Interview: Scarborough Evening News (9 April 1982)

This page reproduces some of Alan Ayckbourn's significant quotes from the interview.

Triumph… Or Disaster

by Lynne Curry

"It [Intimate Exchanges] looks set for something I've wanted to do for a long time and I need lots of space to do it in. The only excuse I can offer is that it's 25 years since I came to Scarborough, so it's my silver anniversary or whatever you want to call it. I had two actors left whom I had worked with for a long time, Robin Herford and Lavinia Bertram. I had a whole summer now to do a play. I was always keen on writing a two-hander, but always refused to do it because the rest of the cast would be out of work. Now I only have two actors. It's not an ordinary two-hander by any means. Sisterly Feelings explored what I hope this play will carry on doing. That was my first attempt at exploring what I call variation in the theatre; at the end of scene one three of them toss a coin and that affects what happens from then on. None of the audience nor the actors know how it's going to carry on. But there were, in fact, only four variations. The problem there was that you went and saw the show twice and saw the lot."

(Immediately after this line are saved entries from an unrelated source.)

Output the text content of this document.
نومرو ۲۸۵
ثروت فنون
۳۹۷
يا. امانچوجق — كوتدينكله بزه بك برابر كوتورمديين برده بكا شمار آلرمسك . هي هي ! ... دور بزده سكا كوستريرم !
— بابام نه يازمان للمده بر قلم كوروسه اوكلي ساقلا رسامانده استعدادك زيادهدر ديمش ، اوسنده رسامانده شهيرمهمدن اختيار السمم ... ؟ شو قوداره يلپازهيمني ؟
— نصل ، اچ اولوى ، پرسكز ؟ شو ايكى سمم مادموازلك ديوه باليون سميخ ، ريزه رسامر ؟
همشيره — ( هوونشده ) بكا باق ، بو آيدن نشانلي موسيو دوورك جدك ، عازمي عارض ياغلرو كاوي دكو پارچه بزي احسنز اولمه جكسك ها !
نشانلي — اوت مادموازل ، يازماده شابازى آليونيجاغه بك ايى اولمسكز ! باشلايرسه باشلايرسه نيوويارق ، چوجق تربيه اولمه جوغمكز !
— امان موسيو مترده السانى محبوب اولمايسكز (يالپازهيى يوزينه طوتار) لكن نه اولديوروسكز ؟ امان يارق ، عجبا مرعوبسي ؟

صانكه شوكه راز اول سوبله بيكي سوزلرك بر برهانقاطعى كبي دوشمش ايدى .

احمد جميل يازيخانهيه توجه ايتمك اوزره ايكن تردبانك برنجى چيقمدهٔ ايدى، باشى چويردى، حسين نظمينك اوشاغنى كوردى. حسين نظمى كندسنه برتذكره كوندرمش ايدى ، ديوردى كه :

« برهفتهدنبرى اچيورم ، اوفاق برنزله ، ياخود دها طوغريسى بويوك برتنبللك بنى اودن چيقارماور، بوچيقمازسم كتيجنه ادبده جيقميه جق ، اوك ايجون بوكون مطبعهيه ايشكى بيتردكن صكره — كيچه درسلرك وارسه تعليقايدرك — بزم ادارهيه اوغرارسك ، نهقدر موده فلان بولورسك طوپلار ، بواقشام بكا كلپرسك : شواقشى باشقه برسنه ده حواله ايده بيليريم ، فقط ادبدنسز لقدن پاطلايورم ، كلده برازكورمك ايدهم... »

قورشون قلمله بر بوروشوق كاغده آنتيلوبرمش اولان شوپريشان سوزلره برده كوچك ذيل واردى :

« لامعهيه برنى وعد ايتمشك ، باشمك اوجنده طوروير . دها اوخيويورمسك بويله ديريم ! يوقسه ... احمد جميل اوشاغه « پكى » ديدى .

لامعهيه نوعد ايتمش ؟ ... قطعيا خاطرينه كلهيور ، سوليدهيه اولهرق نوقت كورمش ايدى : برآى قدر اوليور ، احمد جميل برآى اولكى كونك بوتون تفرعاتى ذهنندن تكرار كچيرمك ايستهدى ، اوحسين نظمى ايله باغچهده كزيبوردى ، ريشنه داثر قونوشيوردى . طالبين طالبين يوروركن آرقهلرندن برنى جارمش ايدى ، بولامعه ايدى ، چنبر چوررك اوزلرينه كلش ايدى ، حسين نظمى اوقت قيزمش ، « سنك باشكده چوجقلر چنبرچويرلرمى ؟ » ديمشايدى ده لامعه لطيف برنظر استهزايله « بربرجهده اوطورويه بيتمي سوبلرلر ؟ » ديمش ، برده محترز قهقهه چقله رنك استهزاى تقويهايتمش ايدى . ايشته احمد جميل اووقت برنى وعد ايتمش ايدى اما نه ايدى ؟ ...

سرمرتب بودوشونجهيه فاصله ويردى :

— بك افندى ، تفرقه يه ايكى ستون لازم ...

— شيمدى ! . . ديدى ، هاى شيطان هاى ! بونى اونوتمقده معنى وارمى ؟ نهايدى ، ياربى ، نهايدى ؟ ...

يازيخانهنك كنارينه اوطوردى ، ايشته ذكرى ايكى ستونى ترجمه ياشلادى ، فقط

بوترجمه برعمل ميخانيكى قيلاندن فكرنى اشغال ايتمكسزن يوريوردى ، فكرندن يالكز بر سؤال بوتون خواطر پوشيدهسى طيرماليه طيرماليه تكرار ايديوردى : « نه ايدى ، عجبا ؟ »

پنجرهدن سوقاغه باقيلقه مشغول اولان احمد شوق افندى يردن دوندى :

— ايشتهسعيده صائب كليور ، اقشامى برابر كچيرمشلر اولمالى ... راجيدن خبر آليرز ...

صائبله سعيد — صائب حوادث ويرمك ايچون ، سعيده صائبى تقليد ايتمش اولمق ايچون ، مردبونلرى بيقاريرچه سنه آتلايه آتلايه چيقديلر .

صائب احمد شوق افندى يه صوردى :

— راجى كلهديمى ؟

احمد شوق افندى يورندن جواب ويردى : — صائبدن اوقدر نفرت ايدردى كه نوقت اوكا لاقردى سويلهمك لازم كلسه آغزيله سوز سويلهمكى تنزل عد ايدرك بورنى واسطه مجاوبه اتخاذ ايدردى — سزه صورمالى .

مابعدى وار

"The theme of the play in most general terms - I hate talking about a thing until I've done it - will be the tiny decisions you make in the morning. Things like shall I take a coat or not. That leads you perhaps to take shelter in a doorway and meet someone and so it goes on. It's all decisions. What I've always thought about live theatre is that it's live in reality. The only thing we can really offer that TV or films can't do is the spontaneity. Obviously this is taking it to the nth degree. Every play is spontaneous and every play will differ from night to night."

Stephen Joseph was a real anarchist. He preached the theory that all theatres should self-destruct after seven years. If we're going to do anything it should be to keep up-ending things. This season I said: 'What are we doing? Getting into a rut.' We have the flexibility in this theatre to throw caution to the winds and take a few risks. We're in the risk-taking business here. Our reputation has been based on people saying we must be mad. The audience will feel, I hope, that we're still on the helter-skelter a bit."